Tripping on Code

Consequences of Multiple Enumeration of an IEnumerable

January 02, 2021

One of the many warnings that Resharper throws at us is Code Inspection: Possible multiple enumeration of IEnumerable. When I was younger and much less experienced, this was one of those warnings that I never fully understood. Many of my methods returned IEnumerables rather than any of it’s derivations. I started invoking ToList every time resharper complained, without completely understanding the reason for the warning. I understood that an IEnumerable could be lazily evaluated and that it could hurt performance to evaluate it again and again. I did not realize until recently that because of lazy evaluation, we could get vastly different results.

Consider the code below:

using System;
using System.Linq;
using System.Collections.Generic;

public class Person
{
	public int Id { get; set; }

	public string Name { get; set; }

    public int Age { get; set; }
}

public class PersonGenerator
{
	private Random random = new Random();
	public IEnumerable<Person> GetRandomPeople(int maxCount)
	{
		var count = this.random.Next(maxCount);
		for (var i = 0; i < count; i++)
		{
			yield return new Person
            {
                Id = random.Next(int.MaxValue),
                Age = random.Next(86),
            };
		}
	}
}

public class Program
{
	public static void Main()
	{
		PersonGenerator personGenerator = new PersonGenerator();
		var randomPeople = personGenerator.GetRandomPeople(100);
		var count1 = randomPeople.Count();
		var count2 = randomPeople.Count();

		Console.WriteLine($"Count1 = {count1}, Count2 = {count2}");
	}
}

The code above outputs the following

Count1 = 4, Count2 = 34

Wait. What’s happening here?

The GetRandomPeople method uses yield return. This causes it to return a type which is lazily evaluated. Every time the Count() method is invoked, The GetRandomPeople method is invoked again. Since that method returns a random number of items, the counts are different for every enumeration of the IEnumerable.
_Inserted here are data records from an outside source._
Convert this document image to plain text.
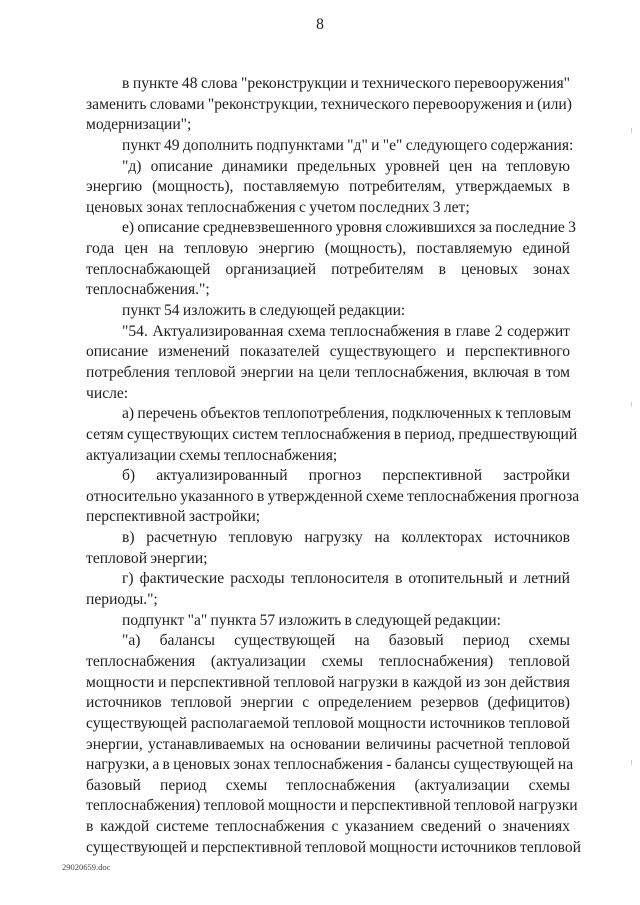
8
в пункте 48 слова "реконструкции и технического перевооружения"
заменить словами "реконструкции, технического перевооружения и (или)
модернизации";
пункт 49 дополнить подпунктами "д" и "е" следующего содержания:
"д) описание динамики предельных уровней цен на тепловую
энергию (мощность), поставляемую потребителям, утверждаемых в
ценовых зонах теплоснабжения с учетом последних 3 лет;
е) описание средневзвешенного уровня сложившихся за последние 3
года цен на тепловую энергию (мощность), поставляемую единой
теплоснабжающей организацией потребителям в ценовых зонах
теплоснабжения.";
пункт 54 изложить в следующей редакции:
"54. Актуализированная схема теплоснабжения в главе 2 содержит
описание изменений показателей существующего и перспективного
потребления тепловой энергии на цели теплоснабжения, включая в том
числе:
а) перечень объектов теплопотребления, подключенных к тепловым
сетям существующих систем теплоснабжения в период, предшествующий
актуализации схемы теплоснабжения;
б) актуализированный прогноз перспективной застройки
относительно указанного в утвержденной схеме теплоснабжения прогноза
перспективной застройки;
в) расчетную тепловую нагрузку на коллекторах источников
тепловой энергии;
г) фактические расходы теплоносителя в отопительный и летний
периоды.";
подпункт "а" пункта 57 изложить в следующей редакции:
"а) балансы существующей на базовый период схемы
теплоснабжения (актуализации схемы теплоснабжения) тепловой
мощности и перспективной тепловой нагрузки в каждой из зон действия
источников тепловой энергии с определением резервов (дефицитов)
существующей располагаемой тепловой мощности источников тепловой
энергии, устанавливаемых на основании величины расчетной тепловой
нагрузки, а в ценовых зонах теплоснабжения - балансы существующей на
базовый период схемы теплоснабжения (актуализации схемы
теплоснабжения) тепловой мощности и перспективной тепловой нагрузки
в каждой системе теплоснабжения с указанием сведений о значениях
существующей и перспективной тепловой мощности источников тепловой
29020659.doc
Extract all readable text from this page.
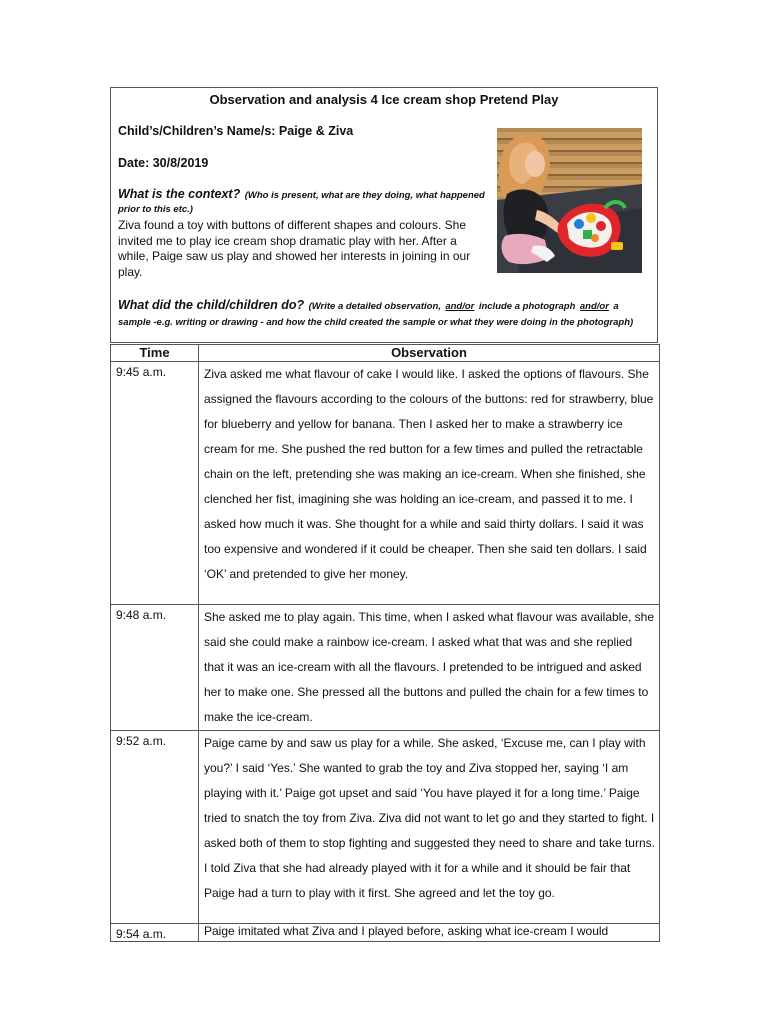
Observation and analysis 4 Ice cream shop Pretend Play
Child’s/Children’s Name/s: Paige & Ziva
Date: 30/8/2019
What is the context? (Who is present, what are they doing, what happened prior to this etc.)
Ziva found a toy with buttons of different shapes and colours. She invited me to play ice cream shop dramatic play with her. After a while, Paige saw us play and showed her interests in joining in our play.
What did the child/children do? (Write a detailed observation, and/or include a photograph and/or a sample -e.g. writing or drawing - and how the child created the sample or what they were doing in the photograph)
Time	Observation
9:45 a.m.	Ziva asked me what flavour of cake I would like. I asked the options of flavours. She assigned the flavours according to the colours of the buttons: red for strawberry, blue for blueberry and yellow for banana. Then I asked her to make a strawberry ice cream for me. She pushed the red button for a few times and pulled the retractable chain on the left, pretending she was making an ice-cream. When she finished, she clenched her fist, imagining she was holding an ice-cream, and passed it to me. I asked how much it was. She thought for a while and said thirty dollars. I said it was too expensive and wondered if it could be cheaper. Then she said ten dollars. I said ‘OK’ and pretended to give her money.
9:48 a.m.	She asked me to play again. This time, when I asked what flavour was available, she said she could make a rainbow ice-cream. I asked what that was and she replied that it was an ice-cream with all the flavours. I pretended to be intrigued and asked her to make one. She pressed all the buttons and pulled the chain for a few times to make the ice-cream.
9:52 a.m.	Paige came by and saw us play for a while. She asked, ‘Excuse me, can I play with you?’ I said ‘Yes.’ She wanted to grab the toy and Ziva stopped her, saying ‘I am playing with it.’ Paige got upset and said ‘You have played it for a long time.’ Paige tried to snatch the toy from Ziva. Ziva did not want to let go and they started to fight. I asked both of them to stop fighting and suggested they need to share and take turns. I told Ziva that she had already played with it for a while and it should be fair that Paige had a turn to play with it first. She agreed and let the toy go.
9:54 a.m.	Paige imitated what Ziva and I played before, asking what ice-cream I would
The lazy evaluation of the IEnumerable is a very powerful feature, especially paired with a yield return, however to quote a tired old adage, “With great power comes great responsibility”.

How do I prevent this?

  • The first thing that should have been done is to realize that multiple enumeration was occuring and invoke ToList on it.
  • There is no reason for the GetRandomPeople method to either return an IEnumerable or use a yield return. The method should return a List, a ReadOnlyCollection an ImmutableList or any other concrete collection implementation.

Microsoft has published a set of Guidelines for Collections that is a must read for all developers.